Optimism Increasing in Cotton Industry
Press Release by Issuing Company
Thursday, August 26th, 2010
U.S. stocks have been whittled down over the past three years. Concerns over the China stocks and Pakistan's 2010 crop also contribute to optimism.
The pace of the economic recovery, India's decision on exports, China's actions on rebuilding reserves and the relation of cotton price and profit potential of competing crops all weigh on markets going into fall and winter and on 2011 planting decisions.
But so far, so good, says Gary Adams, vice-president for economic and policy analysis for the National Cotton Council.
"The situation now is far different from recent years," Adams said at the American Cotton Producers/Cotton Foundation joint meeting in Lubbock, Texas. "Optimism has steadily increased since late 2009," Adams said.
He said October futures were trading in the 87 cents per pound range. "The Far East index has been in line as well." He said December 2010 futures made runs at 80 cents several times during the year but would back off into the 70s. Until recently. "The last few weeks December has been in the 83 cents range."
Stocks, he said, have been "tighter than anticipated. China stocks are also tight."
He said China cotton stocks may be lower than USDA estimates.
U.S. stocks have been whittled down over the past three years. Concerns over the China stocks and Pakistan's 2010 crop also contribute to optimism.
Adams said a 10 million-bale U.S. cotton stock level in 2007 has been trimmed to 3 million coming out of 2009. "We are in a much different position in 2010. Warehouses may not be completely empty but those 3 million bales are spoken for."
He said 480,000 bales remain in the marketing loan and about 19,000 are certificated, down from 1 million bales, and "one of the lowest levels on record. But we could see some erratic behavior by October."
He said the low stocks cannot be made up soon. "It will take three to three-and-a-half months for the Northern Hemisphere 2010 crop to move into the market," he said. "So we have a tight market going into 2010 harvest."

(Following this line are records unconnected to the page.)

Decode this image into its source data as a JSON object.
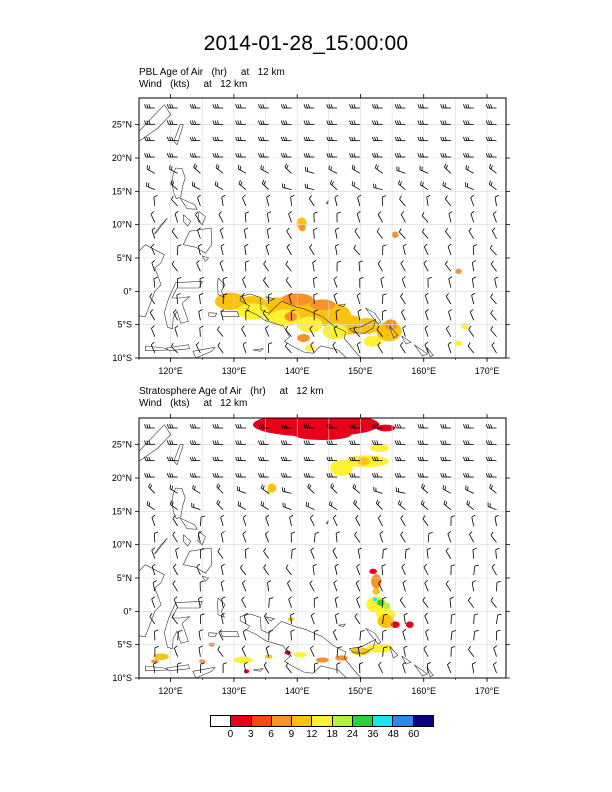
{
  "title": "2014-01-28_15:00:00",
  "panels": [
    {
      "id": "pbl",
      "subtitle_line1": "PBL Age of Air   (hr)     at   12 km",
      "subtitle_line2": "Wind   (kts)     at   12 km"
    },
    {
      "id": "strat",
      "subtitle_line1": "Stratosphere Age of Air   (hr)     at   12 km",
      "subtitle_line2": "Wind   (kts)     at   12 km"
    }
  ],
  "map": {
    "lon_range": [
      115,
      173
    ],
    "lat_range": [
      -10,
      29
    ],
    "lon_ticks": [
      "120°E",
      "130°E",
      "140°E",
      "150°E",
      "160°E",
      "170°E"
    ],
    "lat_ticks": [
      "25°N",
      "20°N",
      "15°N",
      "10°N",
      "5°N",
      "0°",
      "5°S",
      "10°S"
    ],
    "grid": true
  },
  "legend": {
    "colors": [
      "#ffffff",
      "#e8001a",
      "#f64a10",
      "#f8932a",
      "#fbc30f",
      "#fff233",
      "#b6f23a",
      "#28d33c",
      "#16e6ee",
      "#2b86ee",
      "#0c0080"
    ],
    "labels": [
      "0",
      "3",
      "6",
      "9",
      "12",
      "18",
      "24",
      "36",
      "48",
      "60"
    ]
  }
}
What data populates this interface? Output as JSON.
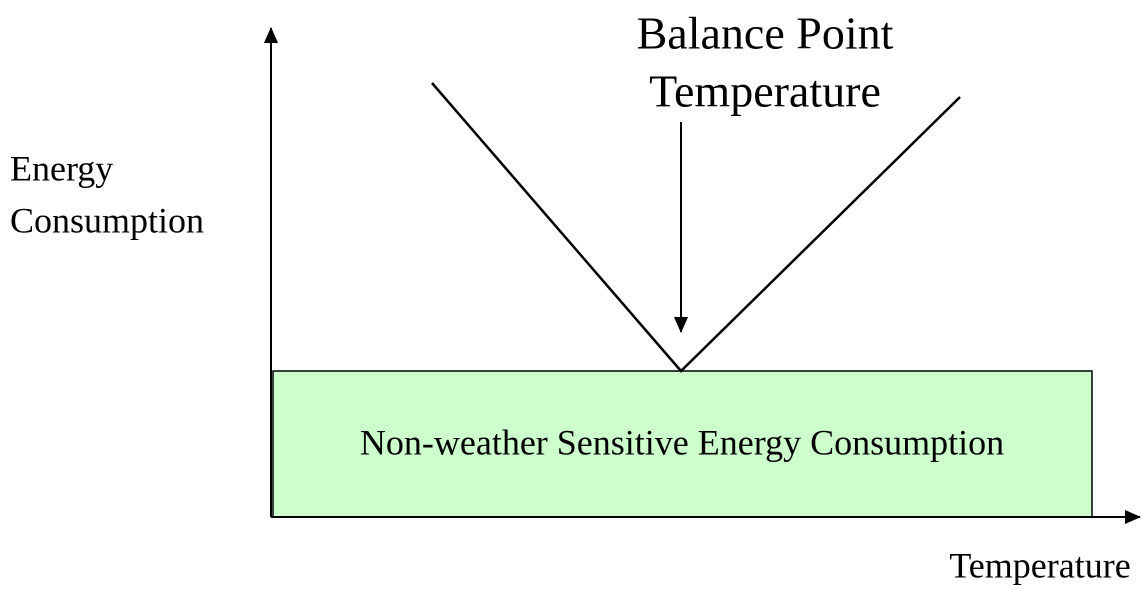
{
  "annotation": {
    "lines": [
      "Balance Point",
      "Temperature"
    ]
  },
  "y_axis_label": {
    "lines": [
      "Energy",
      "Consumption"
    ]
  },
  "x_axis_label": "Temperature",
  "base_box_label": "Non-weather Sensitive Energy Consumption"
}
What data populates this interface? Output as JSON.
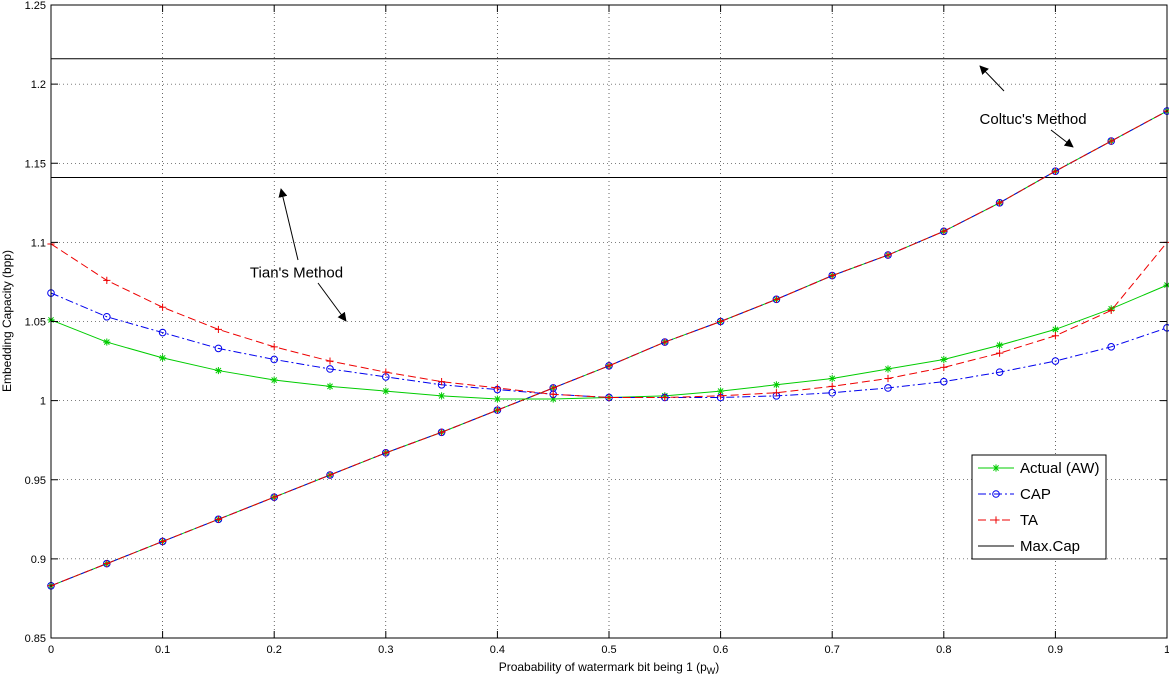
{
  "chart_data": {
    "type": "line",
    "title": "",
    "xlabel": "Proabability of watermark bit being 1 (p",
    "xlabel_subscript": "W",
    "xlabel_suffix": ")",
    "ylabel": "Embedding Capacity (bpp)",
    "xlim": [
      0,
      1
    ],
    "ylim": [
      0.85,
      1.25
    ],
    "grid": true,
    "xticks": [
      0,
      0.1,
      0.2,
      0.3,
      0.4,
      0.5,
      0.6,
      0.7,
      0.8,
      0.9,
      1
    ],
    "xtick_labels": [
      "0",
      "0.1",
      "0.2",
      "0.3",
      "0.4",
      "0.5",
      "0.6",
      "0.7",
      "0.8",
      "0.9",
      "1"
    ],
    "yticks": [
      0.85,
      0.9,
      0.95,
      1,
      1.05,
      1.1,
      1.15,
      1.2,
      1.25
    ],
    "ytick_labels": [
      "0.85",
      "0.9",
      "0.95",
      "1",
      "1.05",
      "1.1",
      "1.15",
      "1.2",
      "1.25"
    ],
    "x": [
      0,
      0.05,
      0.1,
      0.15,
      0.2,
      0.25,
      0.3,
      0.35,
      0.4,
      0.45,
      0.5,
      0.55,
      0.6,
      0.65,
      0.7,
      0.75,
      0.8,
      0.85,
      0.9,
      0.95,
      1
    ],
    "series": [
      {
        "name": "Actual (AW)",
        "color": "#00cc00",
        "marker": "star",
        "dash": "solid",
        "values": [
          1.051,
          1.037,
          1.027,
          1.019,
          1.013,
          1.009,
          1.006,
          1.003,
          1.001,
          1.001,
          1.002,
          1.003,
          1.006,
          1.01,
          1.014,
          1.02,
          1.026,
          1.035,
          1.045,
          1.058,
          1.073
        ]
      },
      {
        "name": "CAP",
        "color": "#0000ee",
        "marker": "circle",
        "dash": "dashdot",
        "values": [
          1.068,
          1.053,
          1.043,
          1.033,
          1.026,
          1.02,
          1.015,
          1.01,
          1.007,
          1.004,
          1.002,
          1.002,
          1.002,
          1.003,
          1.005,
          1.008,
          1.012,
          1.018,
          1.025,
          1.034,
          1.046
        ]
      },
      {
        "name": "TA",
        "color": "#ee0000",
        "marker": "plus",
        "dash": "dashed",
        "values": [
          1.099,
          1.076,
          1.059,
          1.045,
          1.034,
          1.025,
          1.018,
          1.012,
          1.008,
          1.004,
          1.002,
          1.002,
          1.003,
          1.005,
          1.009,
          1.014,
          1.021,
          1.03,
          1.041,
          1.057,
          1.1
        ]
      }
    ],
    "rising_series": {
      "values": [
        0.883,
        0.897,
        0.911,
        0.925,
        0.939,
        0.953,
        0.967,
        0.98,
        0.994,
        1.008,
        1.022,
        1.037,
        1.05,
        1.064,
        1.079,
        1.092,
        1.107,
        1.125,
        1.145,
        1.164,
        1.183
      ]
    },
    "max_cap_lines": [
      1.141,
      1.216
    ],
    "max_cap_name": "Max.Cap",
    "max_cap_color": "#000000",
    "legend_position": "bottom-right",
    "annotations": [
      {
        "text": "Tian's Method",
        "x": 0.22,
        "y": 1.081
      },
      {
        "text": "Coltuc's Method",
        "x": 0.88,
        "y": 1.178
      }
    ]
  }
}
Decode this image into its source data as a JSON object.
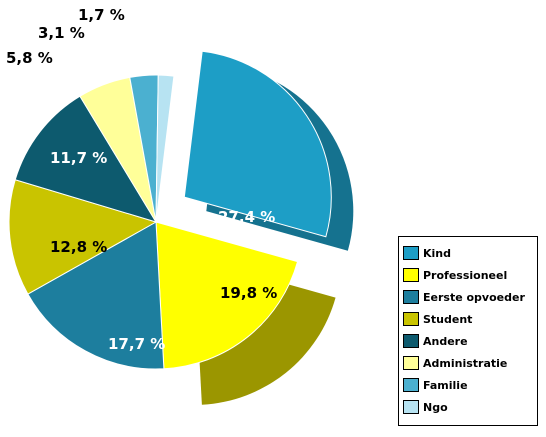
{
  "chart_data": {
    "type": "pie",
    "title": "",
    "style": "3d-exploded",
    "slices": [
      {
        "label": "Kind",
        "value": 27.4,
        "display": "27,4 %",
        "color": "#1d9ec6"
      },
      {
        "label": "Professioneel",
        "value": 19.8,
        "display": "19,8 %",
        "color": "#ffff00"
      },
      {
        "label": "Eerste opvoeder",
        "value": 17.7,
        "display": "17,7 %",
        "color": "#1d7e9e"
      },
      {
        "label": "Student",
        "value": 12.8,
        "display": "12,8 %",
        "color": "#c9c400"
      },
      {
        "label": "Andere",
        "value": 11.7,
        "display": "11,7 %",
        "color": "#0d5a6e"
      },
      {
        "label": "Administratie",
        "value": 5.8,
        "display": "5,8 %",
        "color": "#ffff99"
      },
      {
        "label": "Familie",
        "value": 3.1,
        "display": "3,1 %",
        "color": "#4bb0d0"
      },
      {
        "label": "Ngo",
        "value": 1.7,
        "display": "1,7 %",
        "color": "#b7e3f2"
      }
    ],
    "legend_position": "bottom-right"
  }
}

And there may not be enough production to fill the gap. Recent flooding in Pakistan could reduce the world's fourth largest cotton producer's crop by as much as 30 percent. "Pakistan is a net importer of cotton so there is the potential for Pakistan to import more cotton."
He said India will see a substantial increase in production, but their export activity is a question. Currently, India has an export ban, which followed an export tax. "We have questions about what India will do. If they are in the market they will be competitive," Adams said. India typically undercuts U.S. cotton prices.
"But how aggressive with they be? The USDA assumption is they will resume exports Oct. 1 without an export tax."
That assumption would put India exports at 6 million to 6.5 million bales, similar to 2009. But Adams says 4 million to 5 million may be a more likely export cap.
He said China has depleted its cotton reserves by some 15 million bales in the last 14 to 15 months. "A big question is how much they have left in reserves. We don't think it can be much. So when do they start rebuilding reserves? Now, they have no flexibility."